Więcej na temat ciężarnych gwiazdach polskiego show-biznesu na stronie głównej Gazeta.pl.
Anna Czartoryska-Niemczycka niebawem urodzi czwarte dziecko. Aktorka zna już płeć, ale jak wyznała w najnowszym wywiadzie, nie chce jej zdradzać. Nie wyjawiła również, jakie imię wybrała. Zamiast tego przyznała, że ma już za sobą szykowanie rozprawki dla noworodka. Nie ukrywała, że zawsze marzyła o dużej rodzinie. Racjonalnie podeszła do tematu i przyznała, że w jej domu nic się nie zmarnuje.
ZOBACZ RÓWNIEŻ: Tak mieszka Anna Czartoryska-Niemczycka. Sielski klimat we wnętrzach i meble w stylu PRL
Anna Czartoryska-Niemczycka opublikowała nowe zdjęcie na Instagramie, na którym pozuje w otoczeniu ubranek dla dziecka. Największą uwagę przyciąga brzuch aktorki. W opisie przyznała, że zawsze marzyła o dużej rodzinie, dlatego zostawiła ubranka po starszych dzieciach.
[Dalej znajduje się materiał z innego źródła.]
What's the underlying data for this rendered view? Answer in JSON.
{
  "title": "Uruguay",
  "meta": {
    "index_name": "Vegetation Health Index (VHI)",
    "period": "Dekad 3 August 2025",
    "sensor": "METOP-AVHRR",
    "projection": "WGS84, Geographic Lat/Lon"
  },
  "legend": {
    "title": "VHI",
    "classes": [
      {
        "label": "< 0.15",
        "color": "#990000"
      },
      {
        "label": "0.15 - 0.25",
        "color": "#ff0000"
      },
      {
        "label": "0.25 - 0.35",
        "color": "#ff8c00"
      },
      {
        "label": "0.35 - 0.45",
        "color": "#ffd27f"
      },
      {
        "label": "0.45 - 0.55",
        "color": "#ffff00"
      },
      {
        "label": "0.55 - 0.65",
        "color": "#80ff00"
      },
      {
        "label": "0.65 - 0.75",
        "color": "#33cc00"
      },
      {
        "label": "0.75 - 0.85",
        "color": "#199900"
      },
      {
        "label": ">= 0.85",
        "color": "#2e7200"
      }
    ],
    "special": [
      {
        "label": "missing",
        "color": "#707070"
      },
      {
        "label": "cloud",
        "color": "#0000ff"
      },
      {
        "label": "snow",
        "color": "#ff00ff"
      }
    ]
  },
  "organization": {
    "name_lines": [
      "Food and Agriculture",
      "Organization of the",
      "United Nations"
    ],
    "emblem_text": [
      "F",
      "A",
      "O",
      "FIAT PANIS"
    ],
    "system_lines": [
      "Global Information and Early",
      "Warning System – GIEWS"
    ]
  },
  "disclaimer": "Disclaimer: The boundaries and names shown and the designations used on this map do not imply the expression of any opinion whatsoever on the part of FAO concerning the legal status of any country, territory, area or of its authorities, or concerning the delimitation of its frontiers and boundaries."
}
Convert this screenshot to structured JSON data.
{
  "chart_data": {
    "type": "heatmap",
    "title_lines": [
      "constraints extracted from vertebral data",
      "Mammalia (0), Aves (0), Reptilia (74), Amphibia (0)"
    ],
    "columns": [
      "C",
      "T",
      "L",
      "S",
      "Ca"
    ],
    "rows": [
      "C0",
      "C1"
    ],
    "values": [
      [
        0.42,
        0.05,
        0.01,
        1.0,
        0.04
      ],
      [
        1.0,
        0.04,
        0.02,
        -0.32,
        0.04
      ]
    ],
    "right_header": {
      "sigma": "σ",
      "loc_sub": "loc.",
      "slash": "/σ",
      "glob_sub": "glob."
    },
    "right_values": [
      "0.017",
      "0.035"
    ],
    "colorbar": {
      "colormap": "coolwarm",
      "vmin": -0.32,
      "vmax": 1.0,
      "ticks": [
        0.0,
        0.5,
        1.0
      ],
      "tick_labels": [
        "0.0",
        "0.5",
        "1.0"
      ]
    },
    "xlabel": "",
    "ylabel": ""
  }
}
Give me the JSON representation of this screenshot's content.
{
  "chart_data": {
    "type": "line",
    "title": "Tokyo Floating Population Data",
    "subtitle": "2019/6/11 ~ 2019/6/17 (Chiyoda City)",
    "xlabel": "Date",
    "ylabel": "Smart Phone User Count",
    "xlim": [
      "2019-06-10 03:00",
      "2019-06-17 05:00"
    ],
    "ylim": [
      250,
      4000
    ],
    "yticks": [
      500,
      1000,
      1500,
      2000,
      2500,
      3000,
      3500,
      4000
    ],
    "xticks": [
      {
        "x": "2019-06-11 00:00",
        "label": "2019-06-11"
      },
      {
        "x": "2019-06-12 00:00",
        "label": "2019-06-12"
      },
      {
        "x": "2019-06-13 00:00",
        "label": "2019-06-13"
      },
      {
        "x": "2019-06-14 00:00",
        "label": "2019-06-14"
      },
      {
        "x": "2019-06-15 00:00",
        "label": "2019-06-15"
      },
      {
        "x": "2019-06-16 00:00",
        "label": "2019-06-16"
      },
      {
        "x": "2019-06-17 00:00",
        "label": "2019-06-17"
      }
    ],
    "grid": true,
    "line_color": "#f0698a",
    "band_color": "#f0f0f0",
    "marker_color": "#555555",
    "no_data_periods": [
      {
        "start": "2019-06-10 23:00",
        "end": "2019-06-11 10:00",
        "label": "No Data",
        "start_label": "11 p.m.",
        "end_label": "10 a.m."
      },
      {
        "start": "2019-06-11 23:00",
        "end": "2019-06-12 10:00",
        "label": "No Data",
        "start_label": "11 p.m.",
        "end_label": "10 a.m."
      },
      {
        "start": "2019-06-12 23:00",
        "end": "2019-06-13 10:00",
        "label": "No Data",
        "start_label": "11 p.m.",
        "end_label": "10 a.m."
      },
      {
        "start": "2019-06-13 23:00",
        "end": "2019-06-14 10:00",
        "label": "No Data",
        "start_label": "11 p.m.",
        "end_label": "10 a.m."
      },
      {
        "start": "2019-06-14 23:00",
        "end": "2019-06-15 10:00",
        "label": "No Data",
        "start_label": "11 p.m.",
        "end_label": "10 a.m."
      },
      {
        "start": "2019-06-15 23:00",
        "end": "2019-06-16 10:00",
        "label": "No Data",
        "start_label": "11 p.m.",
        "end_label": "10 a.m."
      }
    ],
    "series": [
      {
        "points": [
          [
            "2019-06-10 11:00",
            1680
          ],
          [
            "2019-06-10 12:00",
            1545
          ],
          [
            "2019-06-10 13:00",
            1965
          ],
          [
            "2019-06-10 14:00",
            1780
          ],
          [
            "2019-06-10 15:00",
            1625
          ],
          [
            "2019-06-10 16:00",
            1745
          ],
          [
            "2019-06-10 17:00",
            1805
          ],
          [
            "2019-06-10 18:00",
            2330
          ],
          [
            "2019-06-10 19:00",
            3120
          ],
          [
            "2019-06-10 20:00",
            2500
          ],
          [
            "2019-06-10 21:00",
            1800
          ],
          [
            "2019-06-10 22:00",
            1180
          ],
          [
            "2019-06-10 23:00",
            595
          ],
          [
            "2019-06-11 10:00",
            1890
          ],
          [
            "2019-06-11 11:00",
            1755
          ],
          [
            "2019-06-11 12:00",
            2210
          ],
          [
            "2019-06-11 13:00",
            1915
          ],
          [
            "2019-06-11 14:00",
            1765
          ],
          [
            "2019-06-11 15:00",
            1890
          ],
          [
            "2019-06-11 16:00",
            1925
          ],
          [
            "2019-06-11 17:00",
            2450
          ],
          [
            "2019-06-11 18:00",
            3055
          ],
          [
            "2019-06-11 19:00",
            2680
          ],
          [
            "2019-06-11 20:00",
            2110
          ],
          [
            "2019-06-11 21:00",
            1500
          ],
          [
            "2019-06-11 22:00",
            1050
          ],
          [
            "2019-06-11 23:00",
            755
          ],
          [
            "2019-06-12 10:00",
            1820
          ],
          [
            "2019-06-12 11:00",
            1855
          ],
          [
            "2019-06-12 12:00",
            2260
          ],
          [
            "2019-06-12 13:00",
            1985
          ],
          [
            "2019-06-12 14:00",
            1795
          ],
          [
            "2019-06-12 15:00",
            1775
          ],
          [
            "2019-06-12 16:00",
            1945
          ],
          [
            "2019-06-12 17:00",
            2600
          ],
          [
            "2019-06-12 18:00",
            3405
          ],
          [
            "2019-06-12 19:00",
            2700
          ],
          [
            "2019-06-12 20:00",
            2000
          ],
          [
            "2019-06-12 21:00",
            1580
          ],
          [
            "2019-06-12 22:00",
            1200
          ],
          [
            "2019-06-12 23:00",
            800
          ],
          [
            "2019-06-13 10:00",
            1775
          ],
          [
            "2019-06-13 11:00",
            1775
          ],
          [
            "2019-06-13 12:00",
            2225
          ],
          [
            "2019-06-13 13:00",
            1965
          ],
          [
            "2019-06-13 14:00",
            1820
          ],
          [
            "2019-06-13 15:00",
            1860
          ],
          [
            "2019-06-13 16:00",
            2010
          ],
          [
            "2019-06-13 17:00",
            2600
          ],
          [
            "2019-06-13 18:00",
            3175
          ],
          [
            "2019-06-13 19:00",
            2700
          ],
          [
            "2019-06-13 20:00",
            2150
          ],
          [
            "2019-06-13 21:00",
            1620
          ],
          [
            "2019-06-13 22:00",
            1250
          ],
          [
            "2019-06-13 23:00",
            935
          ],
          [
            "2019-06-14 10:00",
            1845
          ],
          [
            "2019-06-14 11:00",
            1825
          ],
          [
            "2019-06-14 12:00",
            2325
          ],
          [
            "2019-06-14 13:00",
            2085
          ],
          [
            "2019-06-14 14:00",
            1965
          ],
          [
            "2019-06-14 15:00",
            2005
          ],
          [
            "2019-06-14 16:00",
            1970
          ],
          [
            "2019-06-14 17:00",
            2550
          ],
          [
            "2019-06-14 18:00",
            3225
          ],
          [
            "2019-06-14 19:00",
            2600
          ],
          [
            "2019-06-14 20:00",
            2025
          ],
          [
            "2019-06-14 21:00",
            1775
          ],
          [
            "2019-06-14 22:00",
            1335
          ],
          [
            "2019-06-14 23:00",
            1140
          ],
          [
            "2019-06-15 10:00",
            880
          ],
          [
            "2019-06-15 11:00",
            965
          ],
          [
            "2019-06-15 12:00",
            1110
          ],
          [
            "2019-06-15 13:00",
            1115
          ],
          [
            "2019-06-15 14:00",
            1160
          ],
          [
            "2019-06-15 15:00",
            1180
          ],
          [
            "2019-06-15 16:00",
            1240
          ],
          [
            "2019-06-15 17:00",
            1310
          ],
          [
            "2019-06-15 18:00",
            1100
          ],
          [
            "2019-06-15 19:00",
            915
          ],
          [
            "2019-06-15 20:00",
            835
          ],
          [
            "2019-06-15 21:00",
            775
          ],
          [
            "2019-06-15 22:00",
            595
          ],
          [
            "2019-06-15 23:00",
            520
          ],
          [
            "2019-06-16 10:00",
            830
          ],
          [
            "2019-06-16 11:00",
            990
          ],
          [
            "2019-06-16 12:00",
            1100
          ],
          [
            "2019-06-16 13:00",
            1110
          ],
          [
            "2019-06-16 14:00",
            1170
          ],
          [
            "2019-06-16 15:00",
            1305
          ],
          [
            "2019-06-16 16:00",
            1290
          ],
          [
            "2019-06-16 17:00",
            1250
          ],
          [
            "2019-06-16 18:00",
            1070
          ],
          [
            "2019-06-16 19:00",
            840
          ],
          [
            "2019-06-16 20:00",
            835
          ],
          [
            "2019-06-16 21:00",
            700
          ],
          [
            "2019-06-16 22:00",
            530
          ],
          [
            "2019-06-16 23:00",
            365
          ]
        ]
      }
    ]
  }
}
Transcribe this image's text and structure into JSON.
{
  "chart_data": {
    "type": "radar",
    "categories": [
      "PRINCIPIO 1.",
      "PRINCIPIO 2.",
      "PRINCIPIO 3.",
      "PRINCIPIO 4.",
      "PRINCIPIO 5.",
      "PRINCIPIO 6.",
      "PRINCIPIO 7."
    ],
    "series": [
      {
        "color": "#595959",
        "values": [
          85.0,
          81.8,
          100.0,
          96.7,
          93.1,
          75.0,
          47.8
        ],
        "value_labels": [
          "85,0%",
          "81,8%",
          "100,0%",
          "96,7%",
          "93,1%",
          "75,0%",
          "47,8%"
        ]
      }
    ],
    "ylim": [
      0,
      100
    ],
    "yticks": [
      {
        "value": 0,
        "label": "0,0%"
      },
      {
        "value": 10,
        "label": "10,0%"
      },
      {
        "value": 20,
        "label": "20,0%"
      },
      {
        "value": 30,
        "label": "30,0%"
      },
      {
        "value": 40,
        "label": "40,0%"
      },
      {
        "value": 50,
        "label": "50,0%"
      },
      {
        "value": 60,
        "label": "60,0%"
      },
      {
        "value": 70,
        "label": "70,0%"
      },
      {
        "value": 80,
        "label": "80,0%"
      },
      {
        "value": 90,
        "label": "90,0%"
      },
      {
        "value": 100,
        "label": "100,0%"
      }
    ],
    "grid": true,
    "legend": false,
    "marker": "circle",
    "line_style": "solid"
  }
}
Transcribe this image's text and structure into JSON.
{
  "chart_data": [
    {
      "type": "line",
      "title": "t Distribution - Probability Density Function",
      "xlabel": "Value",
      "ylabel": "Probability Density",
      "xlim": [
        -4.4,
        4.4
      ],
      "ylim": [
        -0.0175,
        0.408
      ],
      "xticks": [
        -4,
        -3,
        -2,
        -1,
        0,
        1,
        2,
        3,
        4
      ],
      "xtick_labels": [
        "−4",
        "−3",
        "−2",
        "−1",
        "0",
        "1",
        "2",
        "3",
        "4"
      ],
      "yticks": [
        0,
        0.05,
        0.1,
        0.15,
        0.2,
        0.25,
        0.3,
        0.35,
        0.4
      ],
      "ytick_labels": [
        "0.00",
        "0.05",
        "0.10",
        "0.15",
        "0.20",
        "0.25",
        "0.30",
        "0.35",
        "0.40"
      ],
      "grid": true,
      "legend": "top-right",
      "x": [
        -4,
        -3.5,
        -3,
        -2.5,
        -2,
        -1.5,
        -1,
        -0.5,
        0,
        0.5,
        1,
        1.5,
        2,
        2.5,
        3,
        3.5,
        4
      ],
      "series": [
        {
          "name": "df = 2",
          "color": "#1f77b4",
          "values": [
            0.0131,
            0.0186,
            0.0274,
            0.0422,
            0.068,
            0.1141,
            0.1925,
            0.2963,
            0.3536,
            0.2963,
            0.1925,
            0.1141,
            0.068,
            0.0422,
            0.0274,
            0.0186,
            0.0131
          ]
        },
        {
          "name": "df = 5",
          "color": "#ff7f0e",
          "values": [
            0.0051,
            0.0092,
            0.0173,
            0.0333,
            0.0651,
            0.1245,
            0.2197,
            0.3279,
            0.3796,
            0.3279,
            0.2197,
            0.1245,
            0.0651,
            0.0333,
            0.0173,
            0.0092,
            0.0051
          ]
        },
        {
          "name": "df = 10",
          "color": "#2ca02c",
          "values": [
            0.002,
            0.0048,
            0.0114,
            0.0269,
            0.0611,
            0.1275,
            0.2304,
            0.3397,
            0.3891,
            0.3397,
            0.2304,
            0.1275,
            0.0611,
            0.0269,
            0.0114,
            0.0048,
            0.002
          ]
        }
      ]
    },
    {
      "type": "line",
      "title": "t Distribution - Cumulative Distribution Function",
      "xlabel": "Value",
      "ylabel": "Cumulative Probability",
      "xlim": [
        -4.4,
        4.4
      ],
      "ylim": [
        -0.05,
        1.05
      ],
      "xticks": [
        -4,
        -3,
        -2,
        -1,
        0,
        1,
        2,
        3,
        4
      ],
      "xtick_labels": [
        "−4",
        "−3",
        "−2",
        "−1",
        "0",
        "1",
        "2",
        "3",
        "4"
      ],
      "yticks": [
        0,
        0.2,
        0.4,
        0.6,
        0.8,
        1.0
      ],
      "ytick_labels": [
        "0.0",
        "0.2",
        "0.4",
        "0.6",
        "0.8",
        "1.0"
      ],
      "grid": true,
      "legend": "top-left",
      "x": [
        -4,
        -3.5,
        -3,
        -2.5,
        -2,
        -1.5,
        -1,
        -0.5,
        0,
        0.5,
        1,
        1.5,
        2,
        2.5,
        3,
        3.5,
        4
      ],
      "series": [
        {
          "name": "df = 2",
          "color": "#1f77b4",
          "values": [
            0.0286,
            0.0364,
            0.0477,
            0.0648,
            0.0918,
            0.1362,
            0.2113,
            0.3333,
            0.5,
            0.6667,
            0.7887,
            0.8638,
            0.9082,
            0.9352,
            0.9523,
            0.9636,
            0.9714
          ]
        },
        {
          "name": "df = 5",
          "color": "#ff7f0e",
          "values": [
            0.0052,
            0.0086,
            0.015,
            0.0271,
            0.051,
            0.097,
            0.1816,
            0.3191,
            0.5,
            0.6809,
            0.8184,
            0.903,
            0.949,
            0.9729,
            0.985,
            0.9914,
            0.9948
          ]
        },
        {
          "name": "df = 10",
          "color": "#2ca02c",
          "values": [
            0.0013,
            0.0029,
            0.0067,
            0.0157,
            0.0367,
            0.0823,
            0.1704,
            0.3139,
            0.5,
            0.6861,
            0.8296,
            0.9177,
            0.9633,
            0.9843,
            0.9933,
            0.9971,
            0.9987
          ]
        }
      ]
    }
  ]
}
Teraz zamierza je wykorzystać i z tego powodu nie musi kupować wszystkiego na ostatnią chwilę. Przy okazji, gdy przyglądała ubrania, wróciło do niej wiele pięknych wspomnień.
Najprzyjemniejszym chyba elementem szykowania wyprawki jest przygotowywanie ubranek niemowlęcych. Ja zawsze wiedziałam, że chciałabym mieć więcej dzieci, więc zachowałam ubranka, które mi się najlepiej sprawdziły przy moich starszakach. Mam ich tyle, że tym razem prawie niczego nie będę kupować. Ile wspomnień wraca, gdy trzymam w ręku śpioszki Ksawerego, Janeczki albo Antosia - zaczęła.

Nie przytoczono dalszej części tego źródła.